= Escarpment Mine Project =

Coal mine in New Zealand

The Escarpment Mine Project is an opencast coal mine at the Mount Rochfort Conservation Area on the Denniston Plateau on the West Coast of New Zealand in the vicinity of the disused Escarpment Mine. Bathurst Resources Limited (through its subsidiary company Buller Coal Limited) intended to extract and export between one and four million tonnes of coal a year from open cast mining in an area of 200 hectares of conservation land on the southern Denniston Plateau. The mine would be the second largest opencast coal mine in New Zealand after Solid Energy's Stockton Mine on the Stockton Plateau. Environmental groups such as Forest and Bird and the West Coast Environment Network opposed the project.

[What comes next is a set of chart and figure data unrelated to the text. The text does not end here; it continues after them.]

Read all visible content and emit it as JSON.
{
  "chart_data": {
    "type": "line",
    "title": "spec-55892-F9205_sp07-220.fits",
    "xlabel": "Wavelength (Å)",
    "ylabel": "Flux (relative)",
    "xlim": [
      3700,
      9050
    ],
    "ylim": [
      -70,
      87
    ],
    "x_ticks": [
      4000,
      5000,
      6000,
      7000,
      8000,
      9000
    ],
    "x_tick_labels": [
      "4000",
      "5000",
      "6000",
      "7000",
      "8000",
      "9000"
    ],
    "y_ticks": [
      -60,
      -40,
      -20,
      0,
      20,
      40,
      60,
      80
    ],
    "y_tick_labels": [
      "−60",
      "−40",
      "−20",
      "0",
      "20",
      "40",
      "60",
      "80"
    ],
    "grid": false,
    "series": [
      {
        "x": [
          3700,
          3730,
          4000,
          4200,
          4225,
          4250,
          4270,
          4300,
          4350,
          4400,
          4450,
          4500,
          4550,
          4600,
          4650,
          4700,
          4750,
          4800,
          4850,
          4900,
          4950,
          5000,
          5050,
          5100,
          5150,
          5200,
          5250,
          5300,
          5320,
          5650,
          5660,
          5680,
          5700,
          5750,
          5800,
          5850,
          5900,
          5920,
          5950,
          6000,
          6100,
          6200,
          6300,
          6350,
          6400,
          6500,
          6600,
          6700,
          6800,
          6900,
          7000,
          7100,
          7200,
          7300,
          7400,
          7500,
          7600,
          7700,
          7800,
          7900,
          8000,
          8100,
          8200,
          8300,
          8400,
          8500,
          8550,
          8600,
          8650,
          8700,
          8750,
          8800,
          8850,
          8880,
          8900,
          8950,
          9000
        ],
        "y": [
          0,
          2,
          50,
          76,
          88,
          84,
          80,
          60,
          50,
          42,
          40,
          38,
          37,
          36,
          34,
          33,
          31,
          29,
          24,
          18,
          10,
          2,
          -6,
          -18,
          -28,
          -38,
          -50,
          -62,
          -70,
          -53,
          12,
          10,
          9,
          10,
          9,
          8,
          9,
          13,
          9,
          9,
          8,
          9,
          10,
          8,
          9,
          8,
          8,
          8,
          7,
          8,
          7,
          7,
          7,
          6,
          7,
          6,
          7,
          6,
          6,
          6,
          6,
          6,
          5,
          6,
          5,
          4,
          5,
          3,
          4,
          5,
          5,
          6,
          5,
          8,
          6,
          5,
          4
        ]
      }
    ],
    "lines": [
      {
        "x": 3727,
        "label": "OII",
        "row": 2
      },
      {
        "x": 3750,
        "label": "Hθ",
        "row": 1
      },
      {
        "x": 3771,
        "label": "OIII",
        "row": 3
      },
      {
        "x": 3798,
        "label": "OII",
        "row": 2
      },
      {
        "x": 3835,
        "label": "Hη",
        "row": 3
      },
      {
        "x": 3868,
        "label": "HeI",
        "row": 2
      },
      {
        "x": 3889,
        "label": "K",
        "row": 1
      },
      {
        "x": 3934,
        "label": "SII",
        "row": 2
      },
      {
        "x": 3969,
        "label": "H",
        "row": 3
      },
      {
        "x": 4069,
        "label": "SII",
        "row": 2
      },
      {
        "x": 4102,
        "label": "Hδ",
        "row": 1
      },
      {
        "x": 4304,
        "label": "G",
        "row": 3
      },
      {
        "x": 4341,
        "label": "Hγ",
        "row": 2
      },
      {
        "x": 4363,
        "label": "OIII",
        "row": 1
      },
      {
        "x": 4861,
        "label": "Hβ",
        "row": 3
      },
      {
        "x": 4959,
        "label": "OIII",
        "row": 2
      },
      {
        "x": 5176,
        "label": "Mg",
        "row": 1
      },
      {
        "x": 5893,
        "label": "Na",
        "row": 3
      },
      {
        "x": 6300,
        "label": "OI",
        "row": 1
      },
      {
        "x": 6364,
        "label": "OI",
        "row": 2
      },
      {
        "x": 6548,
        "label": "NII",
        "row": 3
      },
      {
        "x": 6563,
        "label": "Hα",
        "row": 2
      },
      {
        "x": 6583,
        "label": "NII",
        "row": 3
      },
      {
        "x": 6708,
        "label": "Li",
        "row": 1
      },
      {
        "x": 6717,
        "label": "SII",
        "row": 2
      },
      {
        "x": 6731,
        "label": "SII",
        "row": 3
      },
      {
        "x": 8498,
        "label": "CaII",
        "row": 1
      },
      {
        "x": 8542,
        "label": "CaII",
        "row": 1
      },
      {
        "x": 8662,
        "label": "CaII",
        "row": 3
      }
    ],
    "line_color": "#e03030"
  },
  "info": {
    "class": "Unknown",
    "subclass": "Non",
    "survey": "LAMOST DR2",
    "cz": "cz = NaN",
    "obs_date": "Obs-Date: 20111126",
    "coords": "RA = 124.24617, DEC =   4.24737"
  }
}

Mining started in late 2014. However, Bathurst suspended mining in 2016, in response to the closure in June of the Holcim cement works at Cape Foulwind, its main customer for the 35,000 tonnes of coal produced annually at the Escarpment mine, and the low international prices for hard coking coal.

==History==

Christchurch-based company L&M Coal Holdings obtained mining permits in 2010 and then worked with Perth-based mining company Bathurst Resources to progress the project. Bathurst Resources purchased L&M Coal Holdings and set up a company in New Zealand of the same name as their Perth company.

==Site biodiversity==
In March 2012, Forest and Bird organised a bioblitz as part of their campaign against the mining project. In November 2012, Massey University scientist Steve Trewick said that a new species of cave weta had been identified in the March 2012 field-trip to the Denniston Plateau.

==Consenting==
In September 2010, L&M Coal Limited applied for 24 resource consents for the Escarpment Mine Project from both the Buller District Council and West Coast Regional Council. Bathurst Resources Limited later purchased L&M Coal Limited and renamed it Buller Coal Limited. Bathurst also has to apply for and be granted an access agreement and a concession from the Department of Conservation to excavate the coal and to have a coal processing plant within a conservation area. Environmentalists have questioned the lack of ability to make public consultation on the application for an access agreement.

In August 2011, after a public submission and hearing process, the West Coast Regional Council and Buller District Council granted Buller Coal Limited the resource consents required under the Resource Management Act.

In September 2011, the West Coast Environment Network and Forest and Bird appealed the granting of the consents to the Environment Court because of the likely impacts on rare landscapes and habitats for threatened species in the conservation estate and because of the climate change impacts from the carbon dioxide released from the coal. The Environment Court hearing of the appeals of the resource consents began on 29 October 2012 and ended on 18 December 2012.

==Climate change==
In March 2012, Buller Coal and Solid Energy initiated a hearing in the Environment Court to get a declaration that for the appeal of the Bathurst consents, the Environment Court has no jurisdiction to consider the global warming effects of the greenhouse gas discharges from the downstream combustion of the coal.
In May 2012, the Environment Court made a declaration that the climate change effects from the combustion of coal from the mine could not be considered as part of the effects of the land use consents for the mine. The West Coast Environment Network and Forest and Bird appealed the Environment Court's decision to the High Court. In August 2012, the High Court upheld the decision. In September 2012, the West Coast Environment Network appealed the High Court decision to the Court of Appeal. On 29 November 2012, the Supreme Court gave leave to hear the appeal in place of the Court of Appeal.

==Reactions==
The project had both supporters and critics within New Zealand. The resource sector lobby group Straterra described the project as a "green mining case study" that "seeks to achieve a net positive benefit for the environment".

In March 2012, a crowd of environmental activists and Green Party MPs rallying against coal mining greeted Prime Minister John Key Energy and Resources Minister Phil Heatley with boos and jeers as they attended the opening of Bathurst Resources’ new Wellington offices. On 25 September 2012, Minister of Economic Development Steven Joyce called on Forest and Bird and West Coast Environment Network to withdraw their appeals.

In November 2013, Forest and Bird decided not to appeal the Environment Court's decision in October to allow the Escarpment Mine to proceed. An agreement was reached with Bathurst to provide permanent protection of a reserve on the plateau to be known as the "Denniston Permanent Protection Area".

==Suspension of mining in 2016==
Bathurst suspended mining in 2016, in response to the closure in June of the Holcim cement works at Cape Foulwind, its main customer for the 35,000 tonnes of coal produced annually at the Escarpment mine. There had also been a sharp decline in the global prices for hard coking coal between 2008 and 2015, making production at the site uneconomic.